Heracleum Sosnowsky, or popularly called “Stalin’s revenge”, is an ideal metaphor for ideological intoxication, because once the stem is cut down, overnight it grows with even more persistence. This characterizes not only the roots of an ideology but in this particular case also a historical premise, laid somewhere on a subconscious level of the mind, connected to Stalin’s epoch, who initiated the spread of this poisonous plant.
The first part consisted of a performance, where the nonsensical act of cutting down the Heracleum was numerously repeated. This cutting down ironizes the attempt to eradicate memory, to liquidate traumatic experiences by means of psychological defense mechanisms. Dislodging the part of the memory that is unpleasant, an almost disgusting component of past and contemporaneity, is another practice of memory suppression.
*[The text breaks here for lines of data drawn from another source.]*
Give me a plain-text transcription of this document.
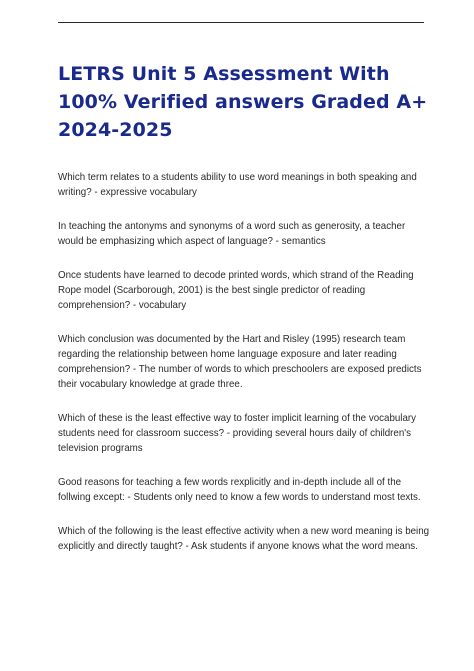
LETRS Unit 5 Assessment With 100% Verified answers Graded A+ 2024-2025

Which term relates to a students ability to use word meanings in both speaking and writing? - expressive vocabulary

In teaching the antonyms and synonyms of a word such as generosity, a teacher would be emphasizing which aspect of language? - semantics

Once students have learned to decode printed words, which strand of the Reading Rope model (Scarborough, 2001) is the best single predictor of reading comprehension? - vocabulary

Which conclusion was documented by the Hart and Risley (1995) research team regarding the relationship between home language exposure and later reading comprehension? - The number of words to which preschoolers are exposed predicts their vocabulary knowledge at grade three.

Which of these is the least effective way to foster implicit learning of the vocabulary students need for classroom success? - providing several hours daily of children's television programs

Good reasons for teaching a few words rexplicitly and in-depth include all of the follwing except: - Students only need to know a few words to understand most texts.

Which of the following is the least effective activity when a new word meaning is being explicitly and directly taught? - Ask students if anyone knows what the word means.
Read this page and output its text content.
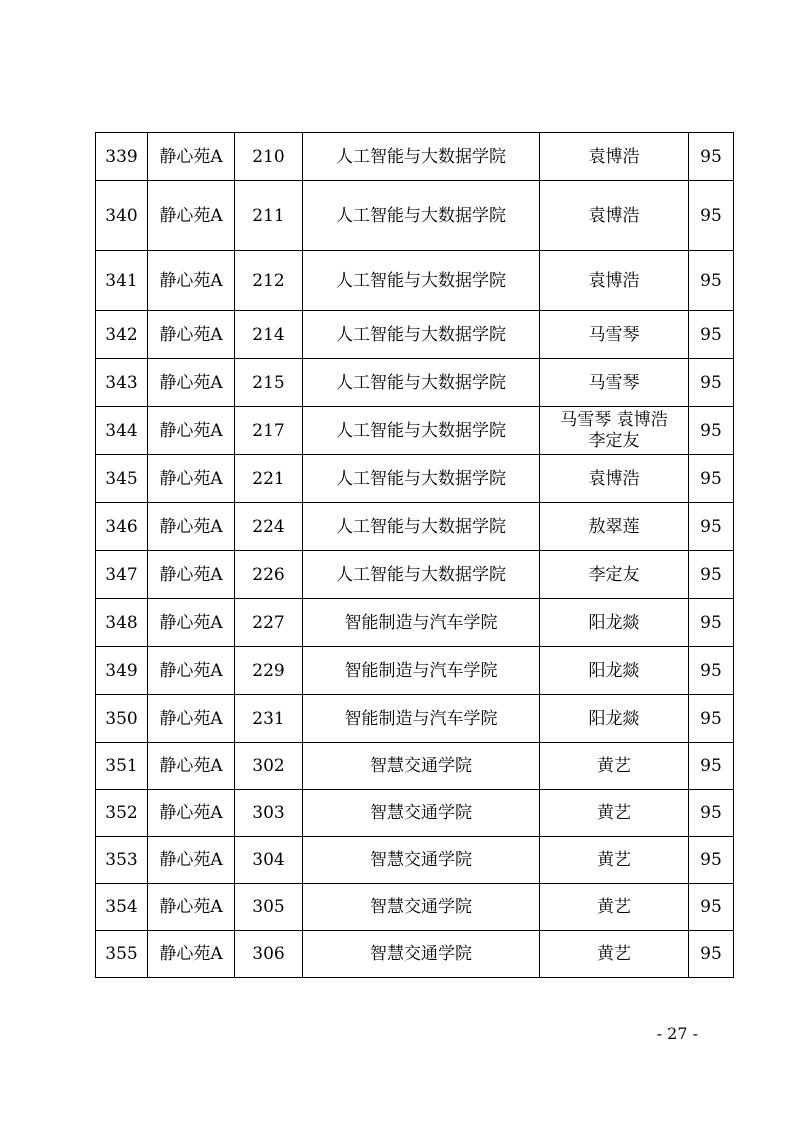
339	静心苑A	210	人工智能与大数据学院	袁博浩	95
340	静心苑A	211	人工智能与大数据学院	袁博浩	95
341	静心苑A	212	人工智能与大数据学院	袁博浩	95
342	静心苑A	214	人工智能与大数据学院	马雪琴	95
343	静心苑A	215	人工智能与大数据学院	马雪琴	95
344	静心苑A	217	人工智能与大数据学院	马雪琴 袁博浩
李定友	95
345	静心苑A	221	人工智能与大数据学院	袁博浩	95
346	静心苑A	224	人工智能与大数据学院	敖翠莲	95
347	静心苑A	226	人工智能与大数据学院	李定友	95
348	静心苑A	227	智能制造与汽车学院	阳龙燚	95
349	静心苑A	229	智能制造与汽车学院	阳龙燚	95
350	静心苑A	231	智能制造与汽车学院	阳龙燚	95
351	静心苑A	302	智慧交通学院	黄艺	95
352	静心苑A	303	智慧交通学院	黄艺	95
353	静心苑A	304	智慧交通学院	黄艺	95
354	静心苑A	305	智慧交通学院	黄艺	95
355	静心苑A	306	智慧交通学院	黄艺	95
- 27 -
For the first show in Vienna I smuggled the plant from Ukraine to the EU, where under new conditions and rules it could spread its roots and grow as a part of an exposition on forbidden territory. Even though the smuggle of the plant across the border, hidden in a huge bouquet behind a palm leaf, was successful, the seven hours long wait at the border or perhaps the transition into the strangely restricted European Union proved too much for the plant, turning it into one dead dried piece. My apparent frustration and numerous failed attempts to fertilize and bring it back to life led me to the acceptance of the fact that the plant had died, as an integral part of working process.
The resulting sculpture is an outcome of all these previous interventions and the final stage of the project. It repeats the pattern of the blisters, one gets after contact with the leaves or the stem of Heracleum. Each blister contains a tea, cooked out of the dead leafs of the smuggled plant. The sculpture is a conservation of memory. The bubbles maintain a totalitarian regime, causing burns, a traumatic experience that despite the natural reflex to suppress it, people could still ponder.
In the show I eradicated the usage of a symbolical language of the objects, rather working with the symbols containing meaning internally.